L’inflation américaine a atteint 4,2% en rythme annuel en mai, son plus haut niveau depuis avril 2023, selon les données publiées mercredi par le Bureau of Labor Statistics. Il s’agit du troisième mois de hausse consécutive, après des taux de 3,3% en mars et 3,8% en avril. Avant le déclenchement du conflit entre les États-Unis, Israël et l’Iran, l’inflation s’établissait à 2,4% en février.

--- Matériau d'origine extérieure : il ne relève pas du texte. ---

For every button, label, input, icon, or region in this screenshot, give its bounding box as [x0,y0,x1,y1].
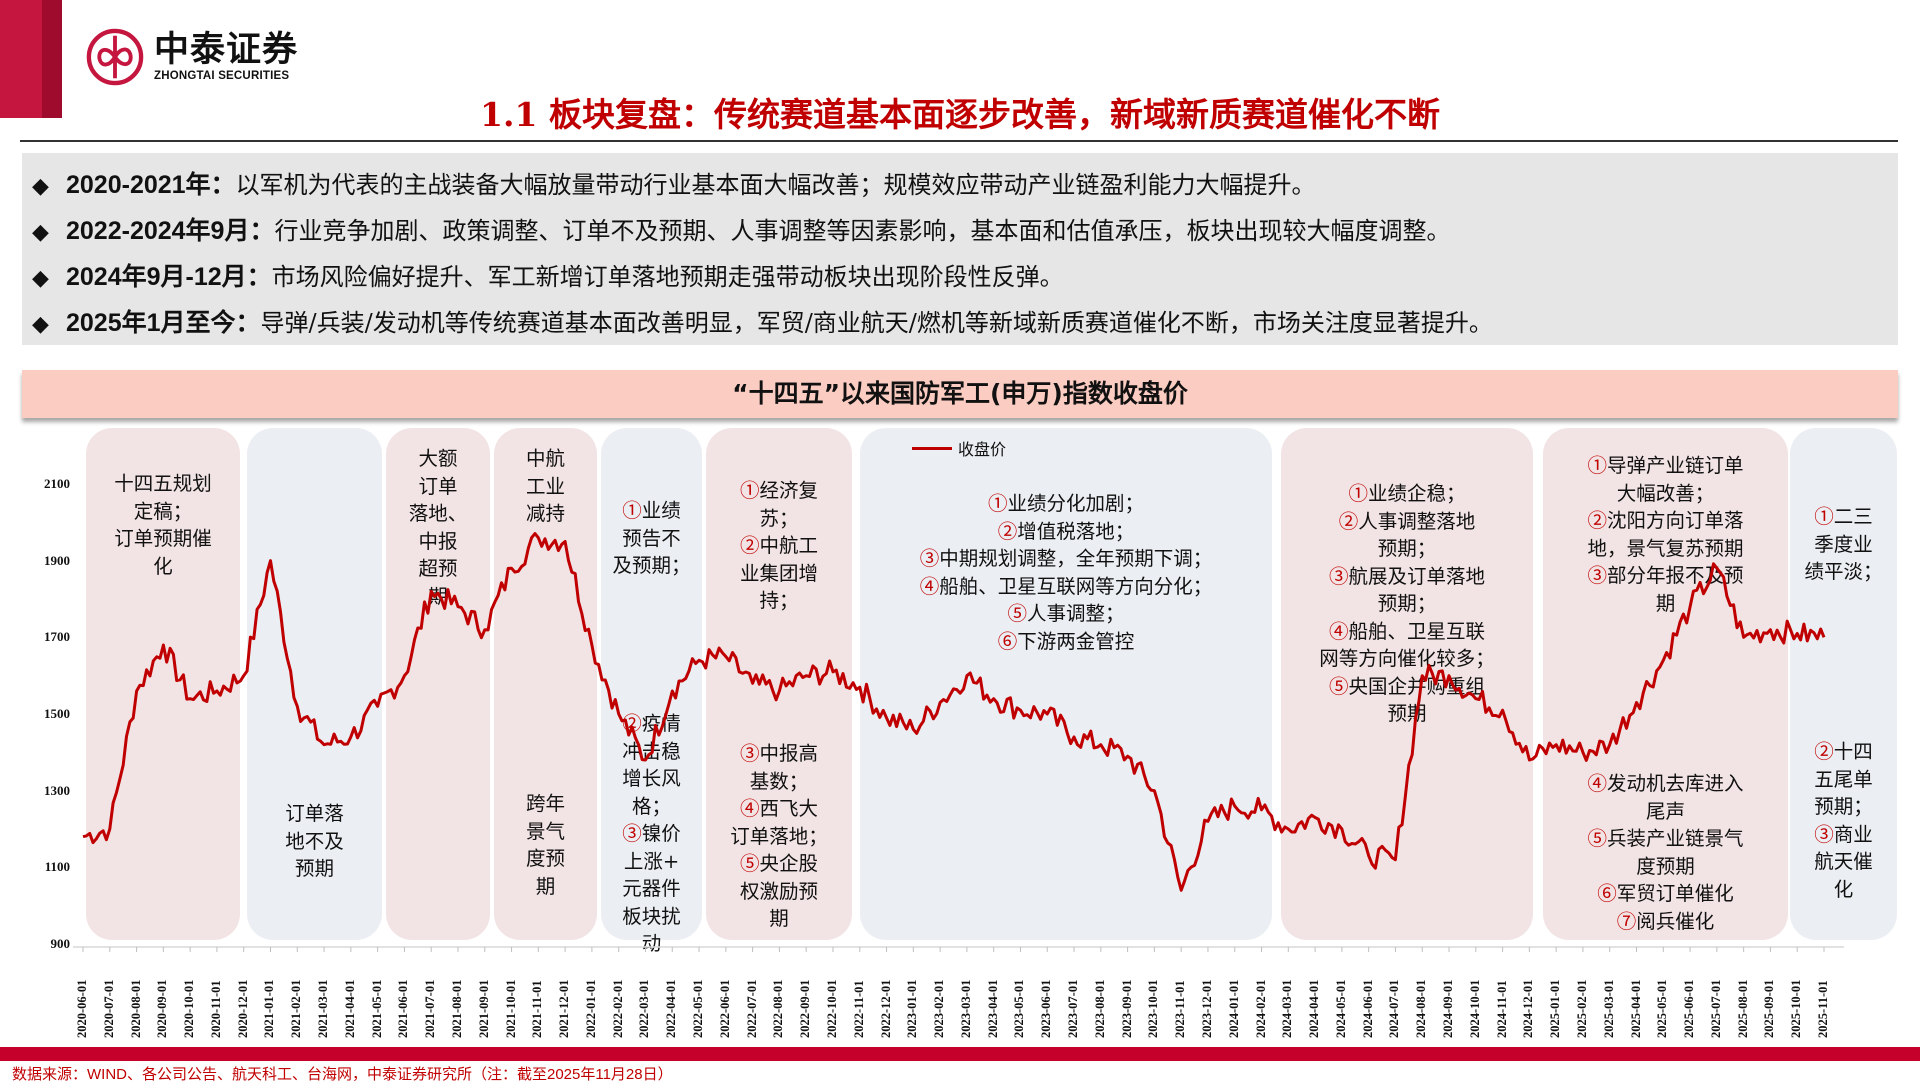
page-title: 1.1 板块复盘：传统赛道基本面逐步改善，新域新质赛道催化不断 [480,95,1440,134]
close-price-line [82,532,1826,892]
logo-name-en: ZHONGTAI SECURITIES [154,70,290,82]
legend-line-icon [912,446,952,450]
y-tick-label: 1300 [44,782,70,798]
annotation-text: ②疫情 冲击稳 增长风 格； ③镍价 上涨+ 元器件 板块扰 动 [622,712,681,955]
annotation-text: 中航 工业 减持 [525,447,565,525]
annotation-box [601,428,702,940]
y-tick-label: 900 [50,936,71,951]
bullet-item: ◆ 2022-2024年9月：行业竞争加剧、政策调整、订单不及预期、人事调整等因素… [32,217,1451,245]
annotation-box [1543,428,1788,940]
logo-name-cn: 中泰证券 [154,30,299,70]
annotation-box [860,428,1272,940]
annotation-text: 跨年 景气 度预 期 [525,792,565,898]
y-tick-label: 1100 [44,859,70,875]
annotation-text: ①经济复 苏； ②中航工 业集团增 持； [739,479,819,612]
chart-legend: 收盘价 [912,436,1006,460]
annotation-text: ③中报高 基数； ④西飞大 订单落地； ⑤央企股 权激励预 期 [730,742,828,930]
y-tick-label: 1900 [44,552,70,568]
footer-bar [0,1047,1920,1061]
annotation-box [494,428,597,940]
annotation-box [1790,428,1897,940]
brand-bar-primary [0,0,42,118]
annotation-text: ①二三 季度业 绩平淡； [1804,505,1883,583]
summary-bullets: ◆ 2020-2021年：以军机为代表的主战装备大幅放量带动行业基本面大幅改善；规… [22,153,1898,345]
zhongtai-logo-icon [86,28,144,86]
data-source-note: 数据来源：WIND、各公司公告、航天科工、台海网，中泰证券研究所（注：截至202… [12,1066,673,1083]
diamond-bullet-icon: ◆ [32,219,49,244]
annotation-text: ①业绩 预告不 及预期； [612,499,691,577]
brand-bar-dark [42,0,62,118]
annotation-text: ①业绩企稳； ②人事调整落地 预期； ③航展及订单落地 预期； ④船舶、卫星互联… [1319,482,1495,725]
diamond-bullet-icon: ◆ [32,173,49,198]
legend-label: 收盘价 [958,440,1007,459]
diamond-bullet-icon: ◆ [32,265,49,290]
bullet-item: ◆ 2020-2021年：以军机为代表的主战装备大幅放量带动行业基本面大幅改善；规… [32,171,1316,199]
annotation-box [86,428,240,940]
annotation-box [386,428,490,940]
chart-title-bar: “十四五”以来国防军工(申万)指数收盘价 [22,370,1898,418]
annotation-box [706,428,852,940]
annotation-text: ④发动机去库进入 尾声 ⑤兵装产业链景气 度预期 ⑥军贸订单催化 ⑦阅兵催化 [1587,772,1744,933]
diamond-bullet-icon: ◆ [32,311,49,336]
company-logo: 中泰证券 ZHONGTAI SECURITIES [86,26,298,88]
annotation-box [1281,428,1533,940]
header-divider [20,140,1898,142]
annotation-box [247,428,382,940]
annotation-text: ②十四 五尾单 预期； ③商业 航天催 化 [1814,740,1873,901]
annotation-text: ①业绩分化加剧； ②增值税落地； ③中期规划调整，全年预期下调； ④船舶、卫星互… [919,492,1213,653]
y-tick-label: 1500 [44,706,70,721]
annotation-text: 订单落 地不及 预期 [285,802,344,880]
y-tick-label: 2100 [44,476,70,491]
bullet-item: ◆ 2025年1月至今：导弹/兵装/发动机等传统赛道基本面改善明显，军贸/商业航天… [32,309,1493,337]
y-tick-label: 1700 [44,629,70,645]
annotation-text: 十四五规划 定稿； 订单预期催 化 [114,472,212,578]
chart-title: “十四五”以来国防军工(申万)指数收盘价 [732,379,1188,408]
bullet-item: ◆ 2024年9月-12月：市场风险偏好提升、军工新增订单落地预期走强带动板块出现… [32,263,1064,291]
annotation-text: 大额 订单 落地、 中报 超预 期 [408,447,468,608]
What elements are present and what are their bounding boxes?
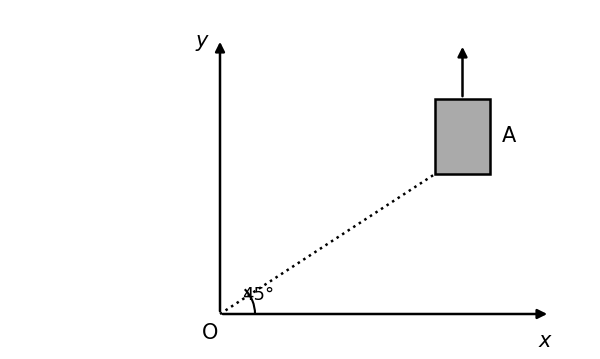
Text: A: A: [502, 126, 516, 146]
Bar: [435, 99, 490, 174]
Text: O: O: [202, 323, 218, 343]
Text: y: y: [196, 31, 208, 51]
Text: 45°: 45°: [242, 286, 274, 304]
Text: x: x: [539, 331, 551, 351]
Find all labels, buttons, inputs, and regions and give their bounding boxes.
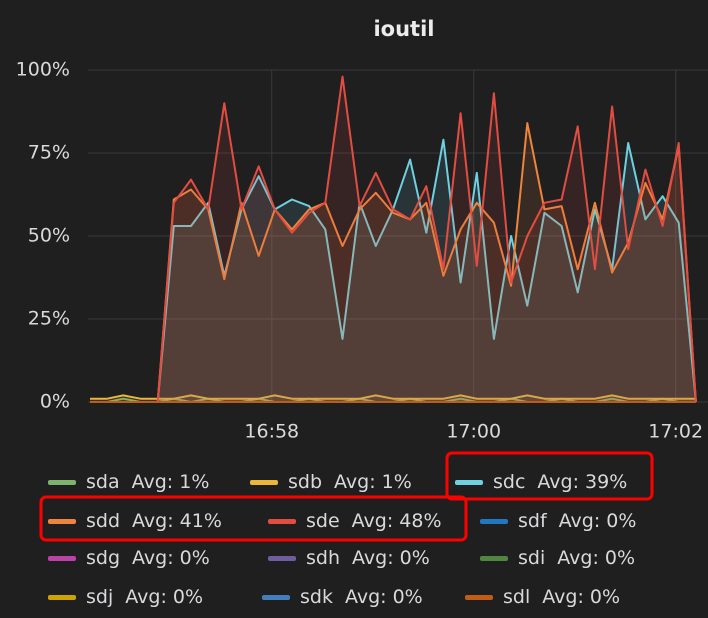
- x-tick-label: 16:58: [244, 421, 299, 443]
- series-area: [90, 123, 696, 402]
- legend-swatch: [480, 519, 508, 524]
- legend-name: sdg: [86, 547, 120, 569]
- legend-swatch: [480, 556, 508, 561]
- legend-label: sdf Avg: 0%: [518, 510, 636, 532]
- legend-avg: Avg: 0%: [542, 586, 620, 608]
- legend-swatch: [250, 480, 278, 485]
- x-tick-label: 17:02: [648, 421, 703, 443]
- legend-name: sdi: [518, 547, 545, 569]
- plot: [90, 75, 697, 403]
- chart-title: ioutil: [373, 17, 434, 41]
- legend-name: sde: [306, 510, 340, 532]
- legend-avg: Avg: 0%: [132, 547, 210, 569]
- series-area: [90, 398, 696, 402]
- series-line: [90, 75, 697, 403]
- legend-avg: Avg: 0%: [557, 547, 635, 569]
- legend-avg: Avg: 41%: [132, 510, 222, 532]
- legend-label: sdj Avg: 0%: [86, 586, 203, 608]
- legend-swatch: [48, 595, 76, 600]
- legend-label: sdb Avg: 1%: [288, 471, 412, 493]
- legend-swatch: [465, 595, 493, 600]
- legend-label: sdh Avg: 0%: [306, 547, 430, 569]
- legend-swatch: [48, 556, 76, 561]
- series-area: [90, 139, 696, 402]
- legend-avg: Avg: 1%: [334, 471, 412, 493]
- legend-name: sdb: [288, 471, 322, 493]
- series-area: [90, 76, 696, 402]
- legend-name: sdh: [306, 547, 340, 569]
- legend-swatch: [48, 519, 76, 524]
- legend-label: sde Avg: 48%: [306, 510, 442, 532]
- legend-swatch: [268, 556, 296, 561]
- legend-label: sda Avg: 1%: [86, 471, 209, 493]
- series-line: [90, 122, 697, 403]
- legend-label: sdl Avg: 0%: [503, 586, 620, 608]
- legend-avg: Avg: 48%: [352, 510, 442, 532]
- legend-avg: Avg: 1%: [132, 471, 210, 493]
- legend-swatch: [455, 480, 483, 485]
- legend-label: sdc Avg: 39%: [493, 471, 627, 493]
- legend-avg: Avg: 39%: [537, 471, 627, 493]
- legend-swatch: [48, 480, 76, 485]
- legend-avg: Avg: 0%: [352, 547, 430, 569]
- legend-avg: Avg: 0%: [559, 510, 637, 532]
- legend-name: sdk: [300, 586, 333, 608]
- legend-name: sdl: [503, 586, 530, 608]
- x-tick-label: 17:00: [446, 421, 501, 443]
- legend-name: sda: [86, 471, 120, 493]
- legend: sda Avg: 1% sdb Avg: 1% sdc Avg: 39% sdd Avg: 4…: [48, 471, 636, 608]
- y-tick-label: 50%: [28, 225, 70, 247]
- legend-label: sdd Avg: 41%: [86, 510, 222, 532]
- y-tick-label: 75%: [28, 142, 70, 164]
- legend-avg: Avg: 0%: [345, 586, 423, 608]
- y-tick-label: 0%: [40, 391, 70, 413]
- legend-name: sdf: [518, 510, 548, 532]
- series-line: [90, 394, 696, 400]
- highlight-box: [445, 451, 654, 501]
- legend-name: sdj: [86, 586, 113, 608]
- legend-label: sdi Avg: 0%: [518, 547, 635, 569]
- legend-label: sdk Avg: 0%: [300, 586, 423, 608]
- legend-swatch: [262, 595, 290, 600]
- highlight-box: [39, 495, 468, 542]
- legend-swatch: [268, 519, 296, 524]
- y-tick-label: 100%: [16, 59, 70, 81]
- legend-label: sdg Avg: 0%: [86, 547, 210, 569]
- legend-avg: Avg: 0%: [125, 586, 203, 608]
- grid: 0% 25% 50% 75% 100% 16:58 17:00 17:02: [16, 59, 708, 443]
- legend-name: sdc: [493, 471, 525, 493]
- legend-name: sdd: [86, 510, 120, 532]
- y-tick-label: 25%: [28, 308, 70, 330]
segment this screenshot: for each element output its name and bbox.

L’énergie, principal moteur de la hausse
Les prix de l’énergie ont été le principal facteur de l’augmentation de l’indice des prix à la consommation (CPI), représentant environ 60% de la hausse mensuelle totale. Si les prix à la pompe sont légèrement inférieurs à ceux du mois précédent, ils restent environ un dollar par gallon plus élevés qu’il y a un an. D’autres postes de dépenses essentielles – alimentation, services énergétiques et habillement – ont également augmenté. Hors énergie et alimentation, l’inflation sous-jacente (core CPI) a progressé de 2,9% sur un an.
Un niveau encore inférieur aux pics de 2022
Bien que l’inflation ait franchi pour la première fois le seuil des 4% depuis trois ans, elle demeure nettement inférieure aux sommets de 9% enregistrés en 2022, après le choc énergétique lié à l’invasion de l’Ukraine par la Russie. La hausse actuelle est directement liée à la fermeture du détroit d’Ormuz, conséquence du conflit au Moyen-Orient, qui perturbe l’approvisionnement pétrolier mondial.
Des conséquences pour les ménages et la politique monétaire
La hausse des prix pèse sur le pouvoir d’achat des Américains, alors que l’économie montre par ailleurs des signes de résilience sur le marché de l’emploi. Cette accélération de l’inflation renforce la probabilité que la Réserve fédérale américaine (Fed) relève ses taux d’intérêt pour freiner la demande et juguler la hausse des prix. Les marchés financiers suivent de près l’évolution du CPI, qui conditionne les futures décisions monétaires.
Un contexte géopolitique tendu
Le conflit entre les États-Unis, Israël et l’Iran, qui a débuté en mars, a provoqué une flambée des prix du pétrole brut et des carburants, répercutée sur l’ensemble de la chaîne de production et de consommation. Les économistes estiment que tant que la situation géopolitique restera instable, les pressions inflationnistes pourraient perdurer, maintenant l’inflation au-dessus de l’objectif de 2% fixé par la Fed.